P698 Mapping field cancerisation and clonal evolution in IBD colons with dysplasia and colorectal cancer

Yalchin, M.(1);Curtius, K.(2);Nowinski, S.(3);Moorghen, M.(1);Kimberley, C.(3);Smith, K.(3);Baker, A.M.(3);Al-Bakir, I.(3);Mossner, M.(3);Nadhamuni, V.(3);Hart, A.(1);Graham, T.(3);

(1)St. Mark’s Hospital- Inflammatory Bowel Disease Department- Watford Rd- Harrow HA1 3UJ., Inflammatory Bowel Disease Department, London, United Kingdom;(2)Division of Biomedical Informatics- Department of Medicine- University of California San Diego- La Jolla- CA USA, Division of Biomedical Informatics, San Diego, United States;(3)Centre for Genomics and Computational Biology- Barts Cancer Institute- Barts and the London School of Medicine and Dentistry- Queen Mary University of London- Charterhouse Sq- EC1M 6BQ- UK, Centre for Genomics and Computational Biology, London, United Kingdom;


In Inflammatory Bowel Disease (IBD), clonal evolution and field cancerisation precedes the development of colitis-associated colorectal cancer (CA-CRC), however the extent and spread of pre-cancerous clones in the IBD colon remains incompletely determined and consequently clinical practice is poorly informed of how best to detect these clones by endoscopy and accurately predict future cancer risk. This study aims to quantify the number and size of mutant clones arising across the length of the colitic bowel, reveal the mechanism of how they arise and spread, and through this gain a detailed molecular understanding of the evolutionary dynamics of progression to CA-CRC.


Three IBD patients undergoing a total panproctocolectomy for multifocal dysplasia or CA-CRC were recruited prospectively. Fresh-frozen biopsies were taken at regularly spaced intervals (~2cm) across the entire colon (rectum to caecum, comprising 118, 108 and 25 biopsies respectively). Epithelial tissue was isolated from each biopsy using laser capture microdissection and DNA was extracted. Low pass whole genome sequencing (lpWGS) was performed to generate genome-wide copy number alteration (CNA) profiles.


Analysis from the first 45 samples from colon 1 show; 1) Multiple CNA events occur in macroscopically ‘normal’ parts of the colon. 2) Recurrent CNAs were shared between biopsies, revealing clonal expansions in multiple areas of the colon, both proximal and distal to the cancer, and comprising in normal, inflammed, dysplastic and cancer-adjacent tissue. 3) Clonal expansions ranged from 4-18cm in size, and were separated by distances of 2-20cm. 4) Certain CNA events occur more commonly across the colon, both independently and from within different clonal patches, such as a gain on chromosome 7 and 20, and losses on chromosomes 5, 8 and 17. 5) Whole genome doubling events within clonal clades.

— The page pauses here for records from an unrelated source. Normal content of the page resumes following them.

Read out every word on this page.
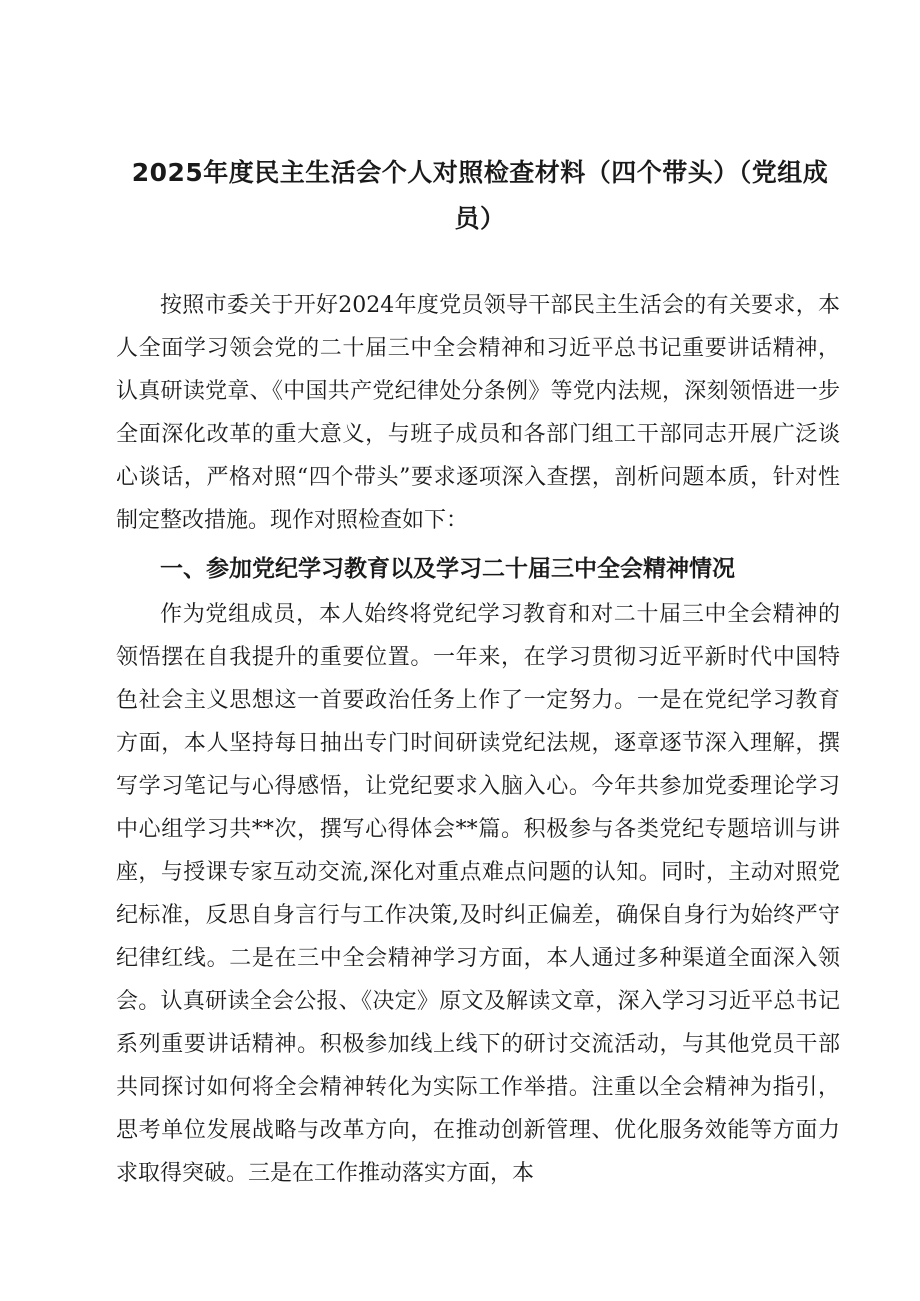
2025年度民主生活会个人对照检查材料（四个带头）（党组成员）

按照市委关于开好2024年度党员领导干部民主生活会的有关要求，本人全面学习领会党的二十届三中全会精神和习近平总书记重要讲话精神，认真研读党章、《中国共产党纪律处分条例》等党内法规，深刻领悟进一步全面深化改革的重大意义，与班子成员和各部门组工干部同志开展广泛谈心谈话，严格对照“四个带头”要求逐项深入查摆，剖析问题本质，针对性制定整改措施。现作对照检查如下：

一、参加党纪学习教育以及学习二十届三中全会精神情况

作为党组成员，本人始终将党纪学习教育和对二十届三中全会精神的领悟摆在自我提升的重要位置。一年来，在学习贯彻习近平新时代中国特色社会主义思想这一首要政治任务上作了一定努力。一是在党纪学习教育方面，本人坚持每日抽出专门时间研读党纪法规，逐章逐节深入理解，撰写学习笔记与心得感悟，让党纪要求入脑入心。今年共参加党委理论学习中心组学习共**次，撰写心得体会**篇。积极参与各类党纪专题培训与讲座，与授课专家互动交流,深化对重点难点问题的认知。同时，主动对照党纪标准，反思自身言行与工作决策,及时纠正偏差，确保自身行为始终严守纪律红线。二是在三中全会精神学习方面，本人通过多种渠道全面深入领会。认真研读全会公报、《决定》原文及解读文章，深入学习习近平总书记系列重要讲话精神。积极参加线上线下的研讨交流活动，与其他党员干部共同探讨如何将全会精神转化为实际工作举措。注重以全会精神为指引，思考单位发展战略与改革方向，在推动创新管理、优化服务效能等方面力求取得突破。三是在工作推动落实方面，本
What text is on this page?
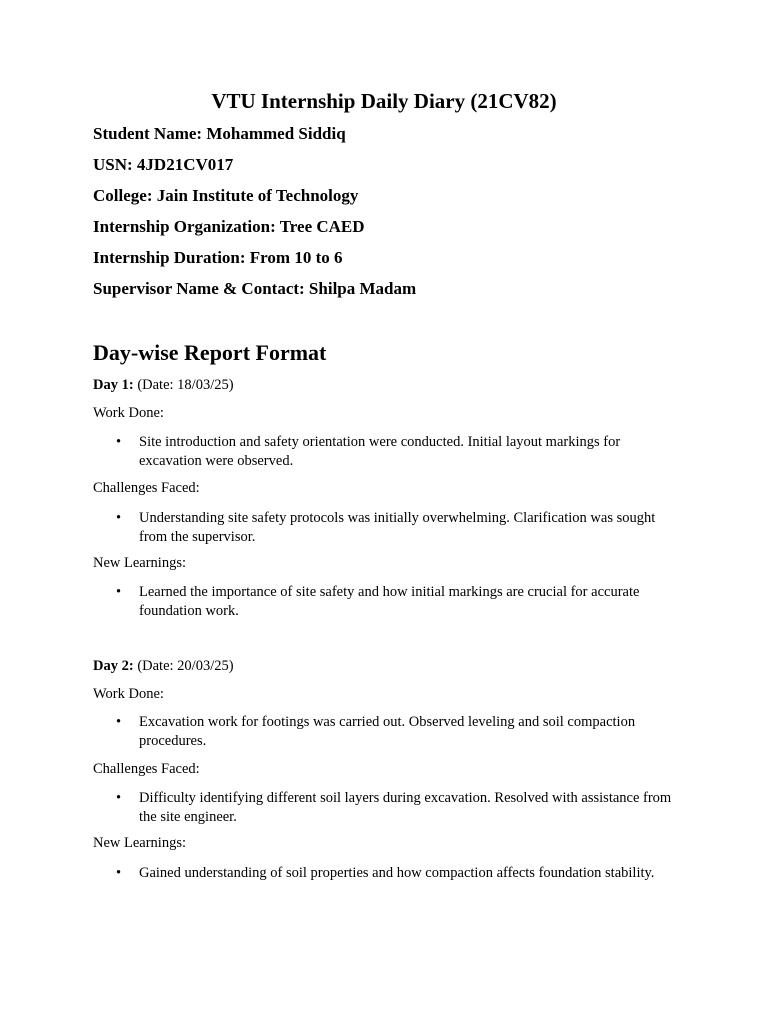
VTU Internship Daily Diary (21CV82)

Student Name: Mohammed Siddiq

USN: 4JD21CV017

College: Jain Institute of Technology

Internship Organization: Tree CAED

Internship Duration: From 10 to 6

Supervisor Name & Contact: Shilpa Madam

Day-wise Report Format

Day 1: (Date: 18/03/25)

Work Done:

• Site introduction and safety orientation were conducted. Initial layout markings for excavation were observed.

Challenges Faced:

• Understanding site safety protocols was initially overwhelming. Clarification was sought from the supervisor.

New Learnings:

• Learned the importance of site safety and how initial markings are crucial for accurate foundation work.

Day 2: (Date: 20/03/25)

Work Done:

• Excavation work for footings was carried out. Observed leveling and soil compaction procedures.

Challenges Faced:

• Difficulty identifying different soil layers during excavation. Resolved with assistance from the site engineer.

New Learnings:

• Gained understanding of soil properties and how compaction affects foundation stability.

These data show that across the IBD bowel, CNAs occur and expand in ostensibly ‘normal’ cells, demonstrating evidence of field cancerisation. Moreover, similar CNAs are seen occurring independently throughout the whole colon, suggesting patterns of convergent evolution. Further work is needed to more precisely quantify the clonal and sub-clonal distribution across the IBD colon, in addition to deriving measures of intra-colon, intra-lesion and intra-clade genomic diversity to complement the above measures of evolvability. This data, along with the genomic-phenotypic mapping (from pending RNA analysis) and analysis of the stromal microenvironment will help demonstrate the mechanisms of CA-CRC progression and therefore help guide clinical practice through endoscopic sampling, to best predict future cancer risk.